Como en todas las películas recientes de James Bond, el tema principal de Spectre (2015) es el anacronismo del espía en un mundo digital. En esa preocupación se establece una paradoja: espiar y matar es correcto, siempre y cuando lo haga un ser humano; cuando el oficio se le encarga a las máquinas, ya sean drones o sistemas de vigilancia, se está ante un dilema moral. M (Ralph Fiennes), aterrado de las nuevas formas de la inteligencia militar, sentencia: “Es la pesadilla de George Orwell”. Se estima que en la realidad hay cerca de 1.5 millones de cámaras de vigilancia en Gran Bretaña, pero a M eso no le recuerda a 1984.
El realismo en una cinta de Bond no es una preocupación para el director Sam Mendes, como tampoco lo ha sido para tantos otros. Ignoro por qué alguien creería realista el retrato de un espía inmortal, elegante y seductor sólo porque, desde que Daniel Craig asumió el rol, tiene biografía y proclividad al trauma. También ignoro por qué alguien se quejaría de que en su nueva cinta Bond y sus aventuras son tan inverosímiles como siempre lo habían sido.

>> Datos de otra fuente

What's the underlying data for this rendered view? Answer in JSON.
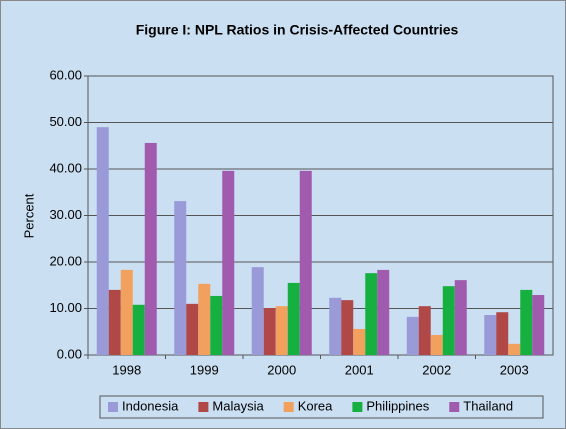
{
  "chart_data": {
    "type": "bar",
    "title": "Figure I: NPL Ratios in Crisis-Affected Countries",
    "y_label": "Percent",
    "categories": [
      "1998",
      "1999",
      "2000",
      "2001",
      "2002",
      "2003"
    ],
    "series": [
      {
        "name": "Indonesia",
        "color": "#9a9ad8",
        "values": [
          49.0,
          33.1,
          18.9,
          12.3,
          8.2,
          8.6
        ]
      },
      {
        "name": "Malaysia",
        "color": "#b04848",
        "values": [
          14.0,
          11.0,
          10.1,
          11.8,
          10.5,
          9.2
        ]
      },
      {
        "name": "Korea",
        "color": "#f2a05e",
        "values": [
          18.3,
          15.3,
          10.5,
          5.6,
          4.3,
          2.4
        ]
      },
      {
        "name": "Philippines",
        "color": "#16b040",
        "values": [
          10.8,
          12.7,
          15.5,
          17.6,
          14.8,
          14.0
        ]
      },
      {
        "name": "Thailand",
        "color": "#a05aae",
        "values": [
          45.6,
          39.6,
          39.6,
          18.3,
          16.1,
          12.9
        ]
      }
    ],
    "ylim": [
      0,
      60
    ],
    "yticks": [
      {
        "value": 0,
        "label": "0.00"
      },
      {
        "value": 10,
        "label": "10.00"
      },
      {
        "value": 20,
        "label": "20.00"
      },
      {
        "value": 30,
        "label": "30.00"
      },
      {
        "value": 40,
        "label": "40.00"
      },
      {
        "value": 50,
        "label": "50.00"
      },
      {
        "value": 60,
        "label": "60.00"
      }
    ],
    "grid": true,
    "legend": "bottom"
  }
}
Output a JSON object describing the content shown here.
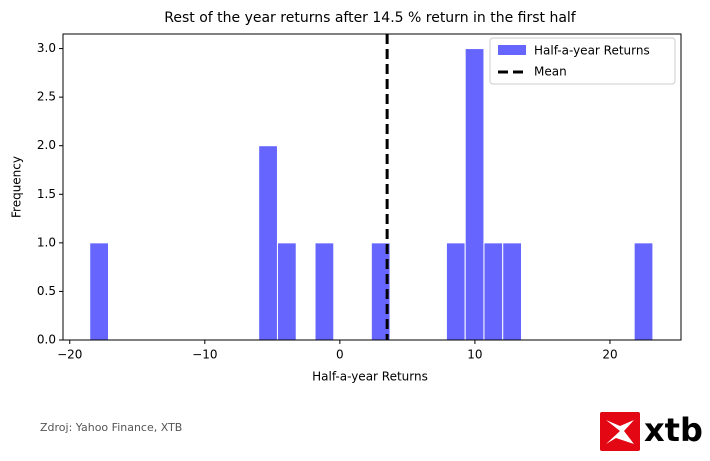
{
  "chart_data": {
    "type": "histogram",
    "title": "Rest of the year returns after 14.5 % return in the first half",
    "x_label": "Half-a-year Returns",
    "y_label": "Frequency",
    "bins": [
      -18.52,
      -17.13,
      -15.74,
      -14.35,
      -12.96,
      -11.57,
      -10.18,
      -8.79,
      -7.4,
      -6.01,
      -4.62,
      -3.23,
      -1.84,
      -0.45,
      0.94,
      2.33,
      3.72,
      5.11,
      6.5,
      7.89,
      9.28,
      10.67,
      12.06,
      13.45,
      14.84,
      16.23,
      17.62,
      19.01,
      20.4,
      21.79,
      23.18
    ],
    "series": [
      {
        "name": "Half-a-year Returns",
        "color": "#6666ff",
        "values": [
          1,
          0,
          0,
          0,
          0,
          0,
          0,
          0,
          0,
          2,
          1,
          0,
          1,
          0,
          0,
          1,
          0,
          0,
          0,
          1,
          3,
          1,
          1,
          0,
          0,
          0,
          0,
          0,
          0,
          1
        ]
      }
    ],
    "mean": 3.5,
    "mean_label": "Mean",
    "mean_color": "#000000",
    "xlim": [
      -20.5,
      25.26
    ],
    "ylim": [
      0,
      3.15
    ],
    "xticks": [
      {
        "value": -20,
        "label": "−20"
      },
      {
        "value": -10,
        "label": "−10"
      },
      0,
      10,
      20
    ],
    "yticks": [
      {
        "value": 0,
        "label": "0.0"
      },
      0.5,
      {
        "value": 1,
        "label": "1.0"
      },
      1.5,
      {
        "value": 2,
        "label": "2.0"
      },
      2.5,
      {
        "value": 3,
        "label": "3.0"
      }
    ],
    "legend": "upper right",
    "source": "Zdroj: Yahoo Finance, XTB",
    "logo_text": "xtb"
  }
}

No vemos Spectre para pensar, ni siquiera la vemos para ponernos tensos —ya sabemos que Bond va a vencer—; la vemos para abandonar la realidad en una extensa fantasía sexual donde la muerte no perturba: excita. “¿Qué hacemos ahora?”, le pregunta Madeleine Swann (Léa Seydoux) a Bond después de matar a un villano. Se van a la cama. La realidad de Bond se ciñe a la de nuestros deseos, o al menos así era todavía cuando el sarcástico Pierce Brosnan interpretó al personaje. Con la parquedad de Daniel Craig se introdujo a la franquicia la obsesión por el realismo, incoherente y contradictoria dentro del ya absurdo universo de Bond. Como si respondiera a ello, Spectre es un regreso al mundo de lo imposible donde los sueños dictan la lógica.